You are driving along a familiar road, and the next thing you know you’re mixed up and heading the wrong way. Luckily, you get pulled over before you get into a wreck. Now, however, an officer is asking your questions about how you ended up in this predicament.

You suspect it may be your medication. A lot of drugs can cause cognitive impairments of one kind or another, particularly in older adults. Everything from migraine drugs like topiramate to proton pump inhibitors and laxatives have been known to cause problems with mental functioning.

Even if you’ve taken a medication before, changes in your dose, changes in your diet or the addition of another medication (even an over-the-counter drug) can cause problems. Medication can cause problems with:

  • Your memory
  • Your reaction times
  • Your ability to process information

Medication can also cause problems with your level of alertness — which is why many drugs warn people against driving or operating heavy machinery while they’re being used. Common culprits include things as benign as over-the-counter allergy medications and cough syrups.
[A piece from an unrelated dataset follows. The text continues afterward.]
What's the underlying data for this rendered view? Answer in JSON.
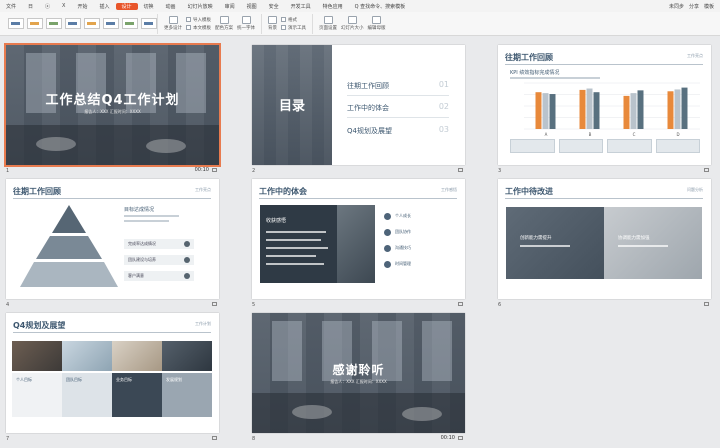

Naturally, if you had realized you were impaired, you wouldn’t have been on the road. You’re a responsible person. In fact, the thought occurs to you that you should just tell the officer that you think your medication is giving you a problem.

That’s a bad idea. Admitting to the officer that you’re impaired due to your medication is admitting to a crime equivalent to drunk driving.

If you’ve been pulled over and arrested due to impaired driving that you suspect was medication-induced, hold your peace. It’s wiser to discuss the situation with your attorney later so that you are protecting your legal interests.